Pub Date: Dec. 19th, 2023
ISBN: 9798988484318
Publisher: Self

In Blackhurst’s debut horror novel, a lawyer attempts to understand a mass death event and avoid becoming one of its victims.

In 2017, two hunters in Kentucky came across a dead town; ‘dead’ in the sense that all of the residents—hundreds of them— seem to have been killed in a freak landslide. The event came to be known as the Carrington Tragedy, even though no one is sure that the town had been called Carrington (in fact, before the hunters stumbled across it, the outside world was entirely unaware of the town’s existence). The sole record of the town, and of what happened to it, is a series of 33 canvases, found buried in the rubble, on which a man called Richard Maltessouri had scribbled a difficult-to-decipher diary. The first entry begins, ominously, “I wish the marionettes would stop trying to break through the windows. Incredible.
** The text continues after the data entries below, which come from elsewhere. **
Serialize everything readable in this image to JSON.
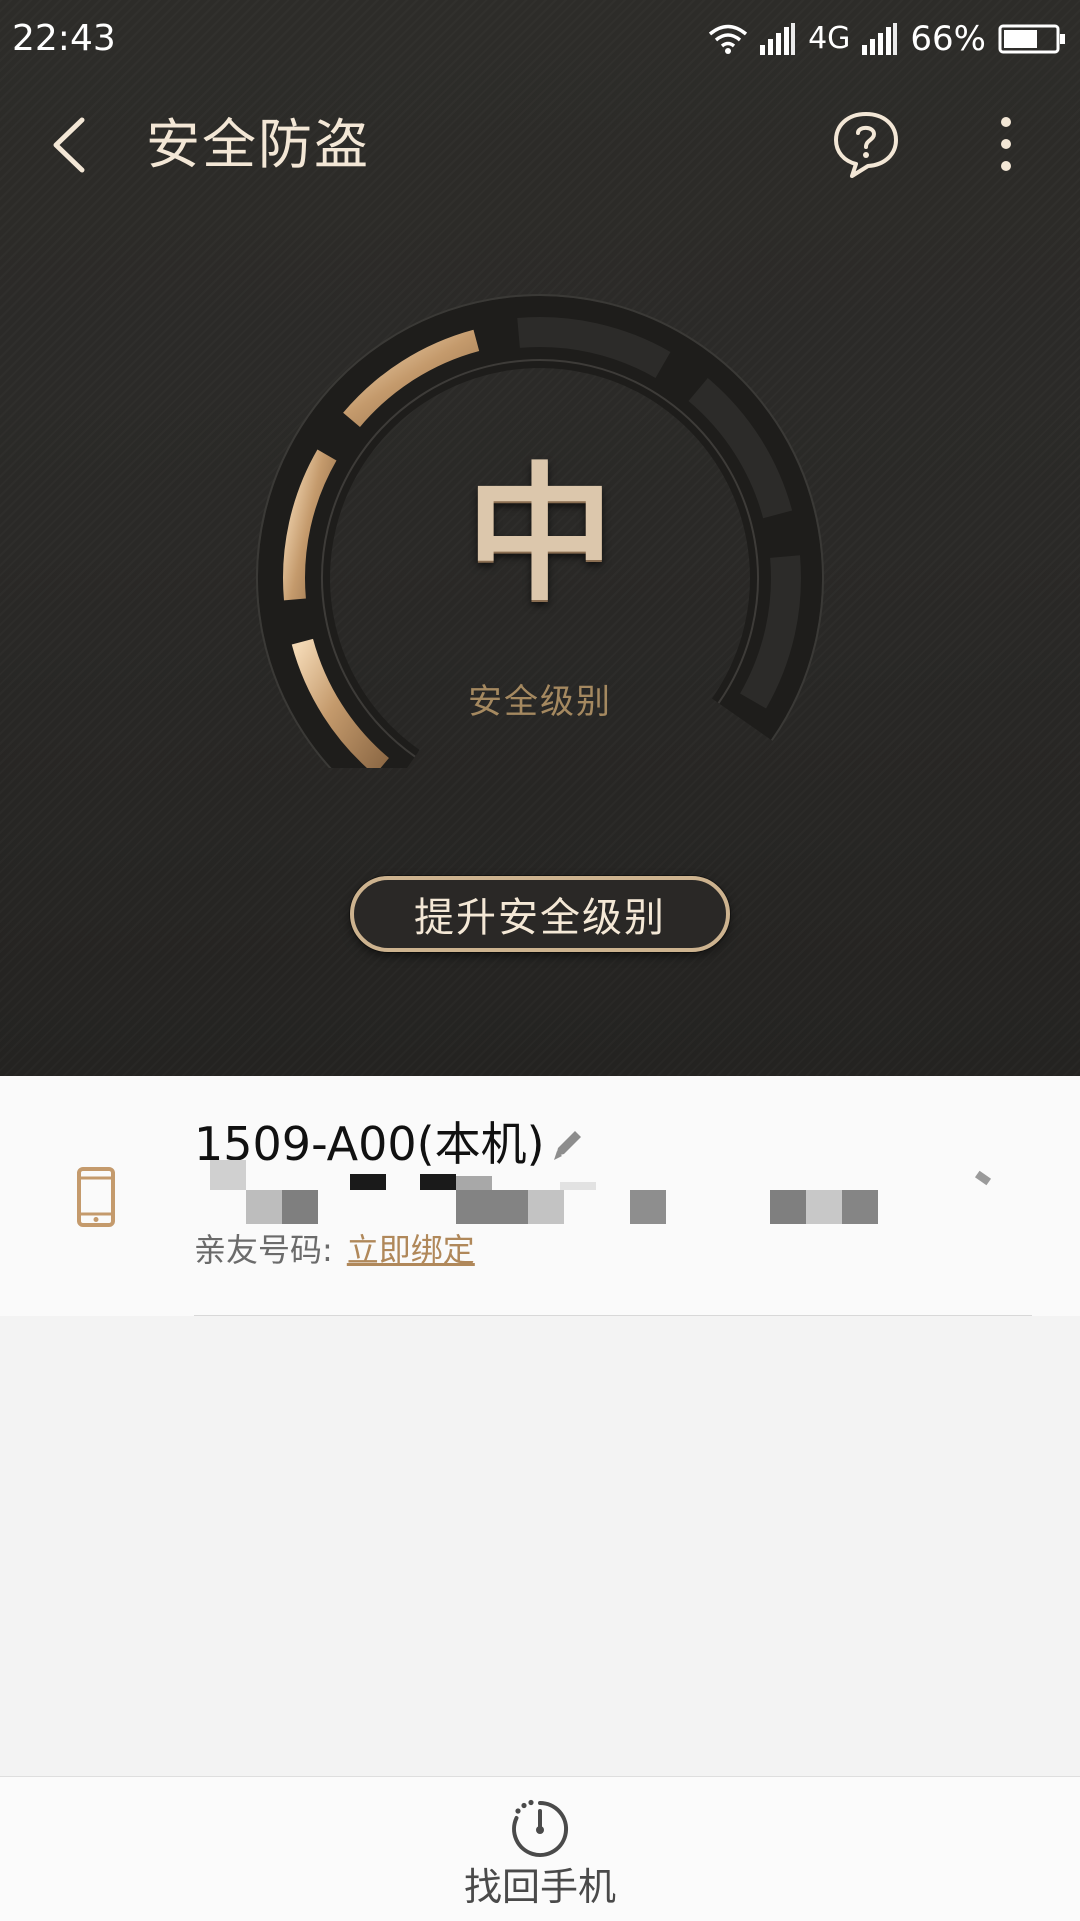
{
  "status_bar": {
    "time": "22:43",
    "network": "4G",
    "battery": "66%",
    "battery_level": 0.66
  },
  "app_bar": {
    "title": "安全防盗",
    "back_icon": "chevron-left-icon",
    "help_icon": "help-bubble-icon",
    "more_icon": "more-vertical-icon"
  },
  "gauge": {
    "level": "中",
    "label": "安全级别",
    "segments_total": 6,
    "segments_active": 3
  },
  "upgrade_button": {
    "label": "提升安全级别"
  },
  "device": {
    "name": "1509-A00(本机)",
    "contact_label": "亲友号码:",
    "contact_action": "立即绑定"
  },
  "bottom_bar": {
    "find_phone_label": "找回手机"
  },
  "colors": {
    "dark_bg": "#2b2a28",
    "gold_accent": "#cdb38f",
    "gold_text": "#a58960",
    "link_gold": "#b0885a"
  }
}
I’m not entirely convinced I’m still alive.” Though it’s unclear whether Richard was sane—or even real—his account implies Carrington suffered something closer to a massacre than a natural disaster, even if the claims in the barely legible diary (written in a hard-to-read paint called “tint”) are difficult to parse. Along with a colleague, lawyer Joseph Blackhurst travels to the Carrington site in an attempt to decrypt the demented diary, hoping that his efforts at transcription do not end, as previous attempts have, in catastrophe. The book is a metafictional puzzle, with two texts unraveling side-by-side: that of Richard Maltessouri and that of the fictional Blackhurst. The real-life Blackhurst writes them both with the kind of neurotic restraint that hints at larger, unspoken forces. “I should come clean,” confesses the character Blackhurst early on. “In a footnote, I wrote that no part of the Canvases would be edited or omitted during transcription to preserve a complete record of the evidence. However, certain inconsequential edits will be made at the decision of the Committee.” It’s a fun puzzle of a book, reminiscent at times of Mark Z. Danielewski’s work, creeping slowly from confusion to delightful terror.

An inventive, multi-layered horror novel structured around a cryptic document.